Inexpensive drive, but not optimized for large file write speeds
Pros: -Slide-out design - you'll never lose the cap, because it doesn't exist! -Read speeds are great - within seconds of a similarly-priced drive that I compared it to. (120-130MBPS for medium- or large-sized files) -Fairly low price for a large-capacity flash drive.
Cons: -Almost all write speeds were much slower than the drive I used for comparison, at just over one-third the speed. Curiously, this drive seems to handle lots of very small files better than the other drive. -The casing feels less than robust. The top and bottom clamshell pieces slide along one another, and the drive tends to rattle. -Came formatted in FAT32 - need to reformat to ExFAT or NTFS to store files larger than 4GB. I formatted it to ExFAT immediately.
Overall Review: I made a direct comparison with a similar 32GB USB 3.0 flash drive - a store-branded one that is available in an electronics store. The price of the drives are comparable (actually, the like drive was slightly cheaper). Data was read from and written to a 512GB PCIe SSD to eliminate a computer-side bottleneck, and connected to the same USB3.0 port. Both were formatted as ExFAT. I used 3 sets of files to test the drives: -Large data set: 7.1GB, comprised of 13 ~550MB video files -Medium data set: 2GB, comprised of 171 12MP JPEG and RAW photos -Small data set: 40MB, comprised of 1,786 files all well under 500KB Format: Data set / WRITE / READ (in MBPS) Silicon Power drive Large / 18.3 / 124.5 Medium / 18.2 / 117.6 Small / 0.851 / 20 Comparison drive Large / 51.8 / 136.5 Medium / 41.6 / 125 Small / 0.625 / 20 The difference in write speed was so great that I thought I had done something wrong.
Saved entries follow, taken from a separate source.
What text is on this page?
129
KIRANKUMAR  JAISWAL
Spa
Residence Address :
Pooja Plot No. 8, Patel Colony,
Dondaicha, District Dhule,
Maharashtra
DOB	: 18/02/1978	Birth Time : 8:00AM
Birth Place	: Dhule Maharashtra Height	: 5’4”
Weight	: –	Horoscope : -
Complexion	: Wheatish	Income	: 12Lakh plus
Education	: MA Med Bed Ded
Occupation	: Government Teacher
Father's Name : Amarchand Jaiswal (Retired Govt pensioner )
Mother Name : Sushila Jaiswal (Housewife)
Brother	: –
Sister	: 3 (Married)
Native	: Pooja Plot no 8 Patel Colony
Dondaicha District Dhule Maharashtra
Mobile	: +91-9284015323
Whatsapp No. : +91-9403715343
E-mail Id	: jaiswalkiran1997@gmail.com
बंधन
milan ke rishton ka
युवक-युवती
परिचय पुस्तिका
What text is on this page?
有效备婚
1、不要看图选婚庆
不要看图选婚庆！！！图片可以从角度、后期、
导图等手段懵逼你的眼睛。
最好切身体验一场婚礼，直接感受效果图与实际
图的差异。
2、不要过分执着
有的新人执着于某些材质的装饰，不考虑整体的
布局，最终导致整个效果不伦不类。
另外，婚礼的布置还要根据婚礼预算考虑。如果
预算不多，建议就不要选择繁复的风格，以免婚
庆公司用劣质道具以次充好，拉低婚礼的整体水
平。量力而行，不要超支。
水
I tried formatting the drive back to FAT32, and to NTFS - no change. I tried a different USB 3.0 port - no change. I plugged the other drive back in, and write speeds soared back up. Overall, if you are looking for a drive to read AND write large files to/from this drive regularly, I can't recommend it. If you plan to load data onto it once, then distribute it to multiple computers, or are planning to use the drive for the niche use of transferring thousands of files under 500KB, it should work just fine. The bottom line is that I already own a flash drive that has higher performance for a similar price point, so I don't foresee this drive getting lots of use.